Türkiye, mevsimlik tarım başta olmak üzere çocuk işçiliğinin görüldüğü alanlarda yalnızca çocuğu sahadan çekmeye değil, aynı zamanda aileyi desteklemeye, işveren davranışlarını dönüştürmeye, yaşam koşullarını iyileştirmeye ve eğitim erişimini artırmaya yönelik bütüncül bir yaklaşım izlemektedir. Çalışma ve Sosyal Güvenlik Bakanlığı’na bağlı İŞKUR ve SGK ile Aile ve Sosyal Hizmetler Bakanlığı birimleri, yürüttükleri ortak çalışmalarla çocuk işçiliğiyle mücadelede kapsayıcı bir model hayata geçirmektedir.
Nitekim, Türkiye genelinde oluşturulan “Çocuk İşçiliği ile Mücadele Birimleri”, risk altındaki çocukları tespit eden, yönlendiren ve takip eden sahadaki en kritik yapı taşları olarak faaliyet göstermektedir. Çalışma ve Sosyal Güvenlik Bakanlığı ise çocuk işçiliğiyle mücadeleyi METİP fonları, AB kaynakları, ILO ve UNICEF projeleri gibi çoklu finansman kanallarından yararlanarak yürütmektedir.

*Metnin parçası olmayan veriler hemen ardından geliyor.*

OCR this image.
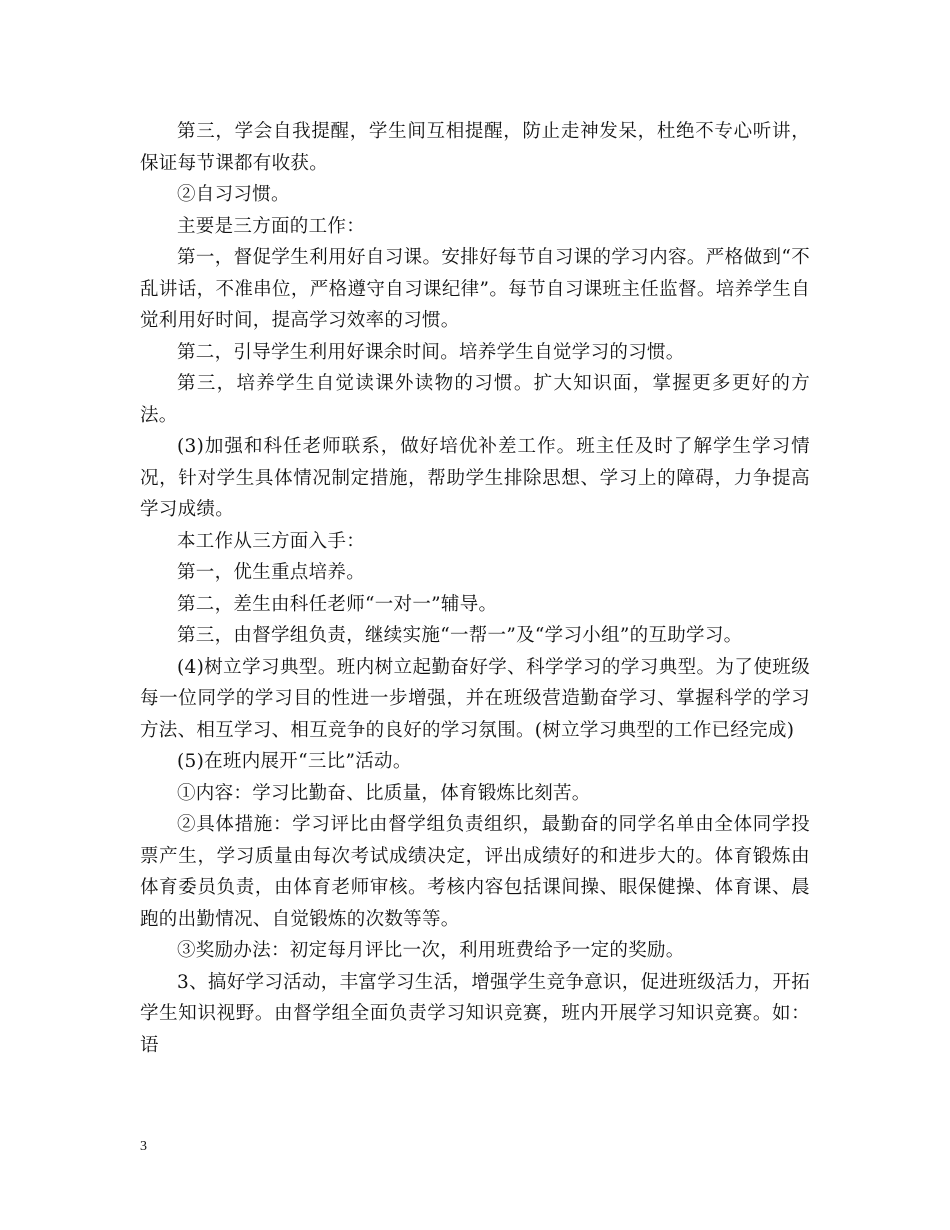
第三，学会自我提醒，学生间互相提醒，防止走神发呆，杜绝不专心听讲，保证每节课都有收获。

②自习习惯。

主要是三方面的工作：

第一，督促学生利用好自习课。安排好每节自习课的学习内容。严格做到“不乱讲话，不准串位，严格遵守自习课纪律”。每节自习课班主任监督。培养学生自觉利用好时间，提高学习效率的习惯。

第二，引导学生利用好课余时间。培养学生自觉学习的习惯。

第三，培养学生自觉读课外读物的习惯。扩大知识面，掌握更多更好的方法。

(3)加强和科任老师联系，做好培优补差工作。班主任及时了解学生学习情况，针对学生具体情况制定措施，帮助学生排除思想、学习上的障碍，力争提高学习成绩。

本工作从三方面入手：

第一，优生重点培养。

第二，差生由科任老师“一对一”辅导。

第三，由督学组负责，继续实施“一帮一”及“学习小组”的互助学习。

(4)树立学习典型。班内树立起勤奋好学、科学学习的学习典型。为了使班级每一位同学的学习目的性进一步增强，并在班级营造勤奋学习、掌握科学的学习方法、相互学习、相互竞争的良好的学习氛围。(树立学习典型的工作已经完成)

(5)在班内展开“三比”活动。

①内容：学习比勤奋、比质量，体育锻炼比刻苦。

②具体措施：学习评比由督学组负责组织，最勤奋的同学名单由全体同学投票产生，学习质量由每次考试成绩决定，评出成绩好的和进步大的。体育锻炼由体育委员负责，由体育老师审核。考核内容包括课间操、眼保健操、体育课、晨跑的出勤情况、自觉锻炼的次数等等。

③奖励办法：初定每月评比一次，利用班费给予一定的奖励。

3、搞好学习活动，丰富学习生活，增强学生竞争意识，促进班级活力，开拓学生知识视野。由督学组全面负责学习知识竞赛，班内开展学习知识竞赛。如：语

3
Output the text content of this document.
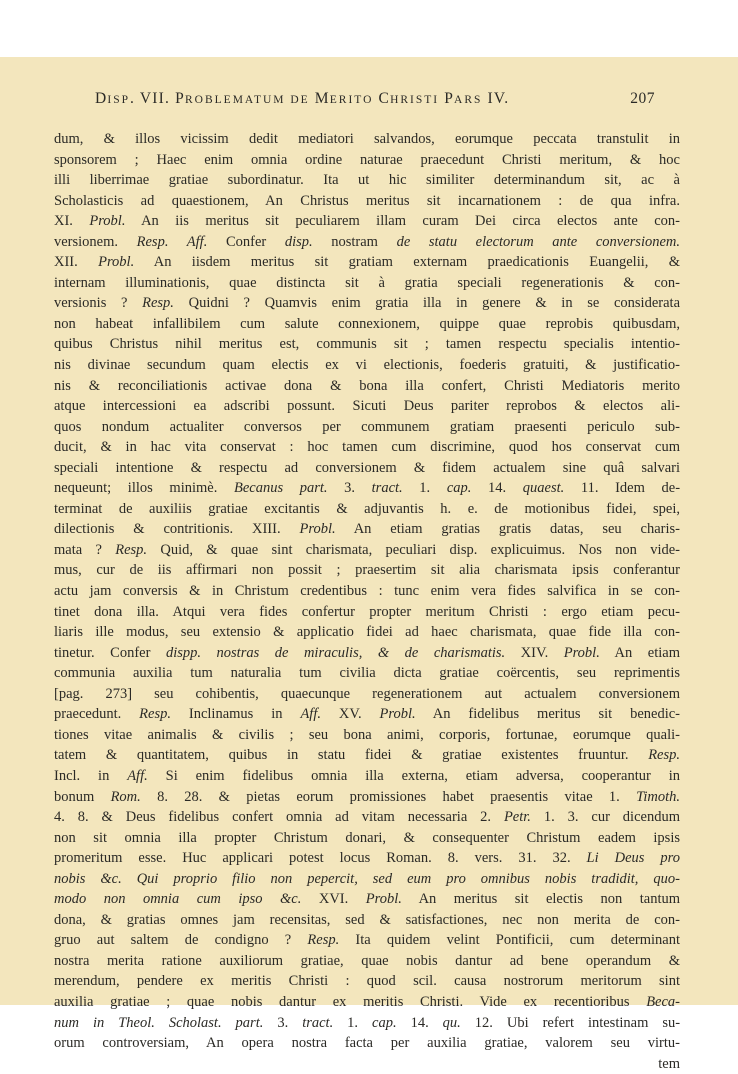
DISP. VII. PROBLEMATUM DE MERITO CHRISTI PARS IV.	207
dum, & illos vicissim dedit mediatori salvandos, eorumque peccata transtulit in
sponsorem ; Haec enim omnia ordine naturae praecedunt Christi meritum, & hoc
illi liberrimae gratiae subordinatur. Ita ut hic similiter determinandum sit, ac à
Scholasticis ad quaestionem, An Christus meritus sit incarnationem : de qua infra.
XI. Probl. An iis meritus sit peculiarem illam curam Dei circa electos ante con-
versionem. Resp. Aff. Confer disp. nostram de statu electorum ante conversionem.
XII. Probl. An iisdem meritus sit gratiam externam praedicationis Euangelii, &
internam illuminationis, quae distincta sit à gratia speciali regenerationis & con-
versionis ? Resp. Quidni ? Quamvis enim gratia illa in genere & in se considerata
non habeat infallibilem cum salute connexionem, quippe quae reprobis quibusdam,
quibus Christus nihil meritus est, communis sit ; tamen respectu specialis intentio-
nis divinae secundum quam electis ex vi electionis, foederis gratuiti, & justificatio-
nis & reconciliationis activae dona & bona illa confert, Christi Mediatoris merito
atque intercessioni ea adscribi possunt. Sicuti Deus pariter reprobos & electos ali-
quos nondum actualiter conversos per communem gratiam praesenti periculo sub-
ducit, & in hac vita conservat : hoc tamen cum discrimine, quod hos conservat cum
speciali intentione & respectu ad conversionem & fidem actualem sine quâ salvari
nequeunt; illos minimè. Becanus part. 3. tract. 1. cap. 14. quaest. 11. Idem de-
terminat de auxiliis gratiae excitantis & adjuvantis h. e. de motionibus fidei, spei,
dilectionis & contritionis. XIII. Probl. An etiam gratias gratis datas, seu charis-
mata ? Resp. Quid, & quae sint charismata, peculiari disp. explicuimus. Nos non vide-
mus, cur de iis affirmari non possit ; praesertim sit alia charismata ipsis conferantur
actu jam conversis & in Christum credentibus : tunc enim vera fides salvifica in se con-
tinet dona illa. Atqui vera fides confertur propter meritum Christi : ergo etiam pecu-
liaris ille modus, seu extensio & applicatio fidei ad haec charismata, quae fide illa con-
tinetur. Confer dispp. nostras de miraculis, & de charismatis. XIV. Probl. An etiam
communia auxilia tum naturalia tum civilia dicta gratiae coërcentis, seu reprimentis
[pag. 273] seu cohibentis, quaecunque regenerationem aut actualem conversionem
praecedunt. Resp. Inclinamus in Aff. XV. Probl. An fidelibus meritus sit benedic-
tiones vitae animalis & civilis ; seu bona animi, corporis, fortunae, eorumque quali-
tatem & quantitatem, quibus in statu fidei & gratiae existentes fruuntur. Resp.
Incl. in Aff. Si enim fidelibus omnia illa externa, etiam adversa, cooperantur in
bonum Rom. 8. 28. & pietas eorum promissiones habet praesentis vitae 1. Timoth.
4. 8. & Deus fidelibus confert omnia ad vitam necessaria 2. Petr. 1. 3. cur dicendum
non sit omnia illa propter Christum donari, & consequenter Christum eadem ipsis
promeritum esse. Huc applicari potest locus Roman. 8. vers. 31. 32. Li Deus pro
nobis &c. Qui proprio filio non pepercit, sed eum pro omnibus nobis tradidit, quo-
modo non omnia cum ipso &c. XVI. Probl. An meritus sit electis non tantum
dona, & gratias omnes jam recensitas, sed & satisfactiones, nec non merita de con-
gruo aut saltem de condigno ? Resp. Ita quidem velint Pontificii, cum determinant
nostra merita ratione auxiliorum gratiae, quae nobis dantur ad bene operandum &
merendum, pendere ex meritis Christi : quod scil. causa nostrorum meritorum sint
auxilia gratiae ; quae nobis dantur ex meritis Christi. Vide ex recentioribus Beca-
num in Theol. Scholast. part. 3. tract. 1. cap. 14. qu. 12. Ubi refert intestinam su-
orum controversiam, An opera nostra facta per auxilia gratiae, valorem seu virtu-
tem
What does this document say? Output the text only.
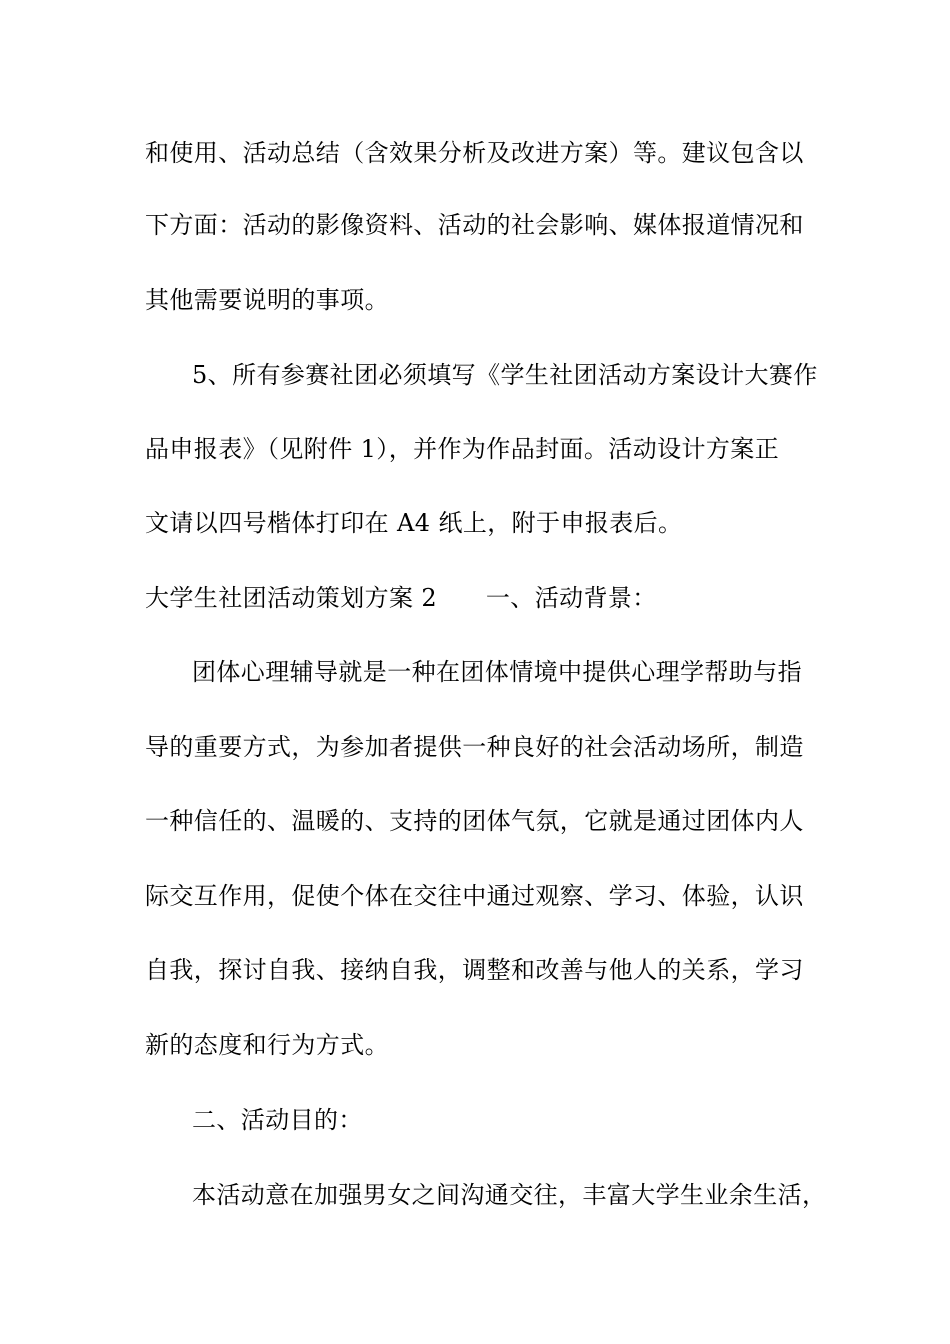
和使用、活动总结（含效果分析及改进方案）等。建议包含以
下方面：活动的影像资料、活动的社会影响、媒体报道情况和
其他需要说明的事项。
5、所有参赛社团必须填写《学生社团活动方案设计大赛作
品申报表》（见附件 1），并作为作品封面。活动设计方案正
文请以四号楷体打印在 A4 纸上，附于申报表后。
大学生社团活动策划方案 2　　一、活动背景：
团体心理辅导就是一种在团体情境中提供心理学帮助与指
导的重要方式，为参加者提供一种良好的社会活动场所，制造
一种信任的、温暖的、支持的团体气氛，它就是通过团体内人
际交互作用，促使个体在交往中通过观察、学习、体验，认识
自我，探讨自我、接纳自我，调整和改善与他人的关系，学习
新的态度和行为方式。
二、活动目的：
本活动意在加强男女之间沟通交往，丰富大学生业余生活，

Cumhurbaşkanlığı 2024/5 Genelgesi: Merkez–Yerel Bütünleşik Yapı
2024 yılında yürürlüğe giren “Mevsimlik Tarım İşçileri” konulu Cumhurbaşkanlığı Genelgesi ile çocuk işçiliğinin önlenmesine yönelik koordinasyon geniş bir çerçeveye oturtulmuştur. Genelge kapsamında; Çalışma ve İş Kurumu İl Müdürlükleri, Aile ve Sosyal Hizmetler İl Müdürlükleri, METİP koordinatörleri ve ilgili yerel aktörlerin katılımıyla sekiz ilde bölgesel çalıştaylar düzenlenmiş; 14 Şubat 2025’te Mevsimlik Tarım İşçiliği İzleme ve Değerlendirme Kurulu’nun ilk toplantısı gerçekleştirilmiştir. Bu genelge, çocuk işçiliği ile mücadelede hem karar alma süreçlerini hızlandırmış hem de sahadaki uygulamayı kurumsal ve sürdürülebilir bir zemine taşımıştır.
Mevsimlik tarım işçilerinin çalışma ve yaşam koşullarının izlenmesi için geliştirilen e-METİP sistemi, çocuk işçiliği riskinin tüm sektörlerde takip edilmesine imkân tanıyacak şekilde genişletilmiştir. Geliştirilen bu sistem sayesinde risk altındaki çocukların anlık izlenmesi, yönlendirilmesi ve koruma tedbirlerinin hızla devreye alınması mümkün hale gelmiştir. Bu model, çocuk işçiliğiyle mücadelede dijital izleme kapasitesini güçlendiren stratejik bir dönüşüm niteliğindedir.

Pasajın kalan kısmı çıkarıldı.